'I liked the CGI-ness (as we’d call it now) of it'
The Great Day of His Wrath, 1851-53, by John Martin (1789-1854), 6¼ft by 10ft, Tate Collection, London
Peter York says:
I remember it from early in its reinstatement when I was in a very Victorian painting mood. I liked the CGI-ness (as we’d call it now) of it. My parents’ generation thought this sort of stuff was “amusing”, but I thought it was terrific, like the Dalí “soft watches” that were just round the corner. I’ve gone off the Dalí, but John Martin and the Book of Revelation couldn’t be more now!
Peter York is a management consultant, journalist, author and broadcaster. His latest book, Authenticity is a Con, was published in 2014
John McEwen comments on The Great Day of His Wrath:
This is from Martin’s climactic triptych (with The Last Judgement and The Plains of Heaven) known as the ‘Judgement Series’. It illustrates a scene from the last book of the New Testament, The Revelation (or The Apocalypse) by the Apostle John (or St John the Divine).

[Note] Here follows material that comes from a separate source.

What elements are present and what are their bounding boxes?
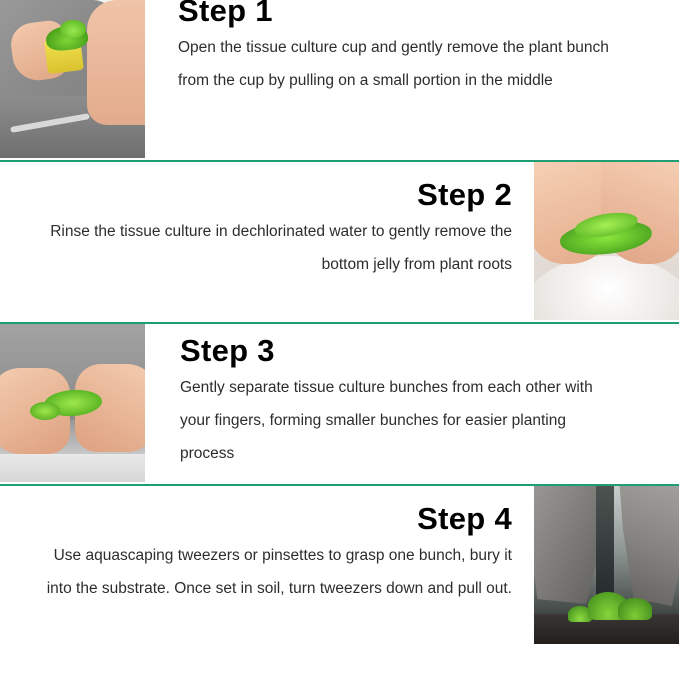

He describes the Book of Judgement sealed with seven seals. The broken sixth revealed ‘the great day of his wrath’: ‘And, lo, there was a great earthquake; and the sun became black as sackcloth of hair, and the moon became as blood/…and every mountain and island were moved out of their places./And the kings… and every free man, hid themselves…/And said…/For the great day of his wrath is come; and who shall be able to stand?’ (Revelation:6:12-17).
This hellfire sermon in pictorial terms was Martin’s most famous painting. It shows his awareness of industrialisation, of the new science of geology and a romantic attachment to the concept of the Sublime: the immensity of Nature, the smallness of Man.
That he was also a theatre-set designer is no surprise. The painting was presented theatrically, the audience seated in darkness. Passages were spotlit to sound effects and a thunderous reading of the Biblical text off-stage. Martin died on its completion.
After his death, the triptych toured England and America and was reproduced as a best-selling print. Once considered unparalleled and valued at 8,000 guineas, by 1935, it was sold for £7 and split up. The Tate reunited it in 1974. In our age of cinematic special effects, Martin has regained favour as an honoured precursor.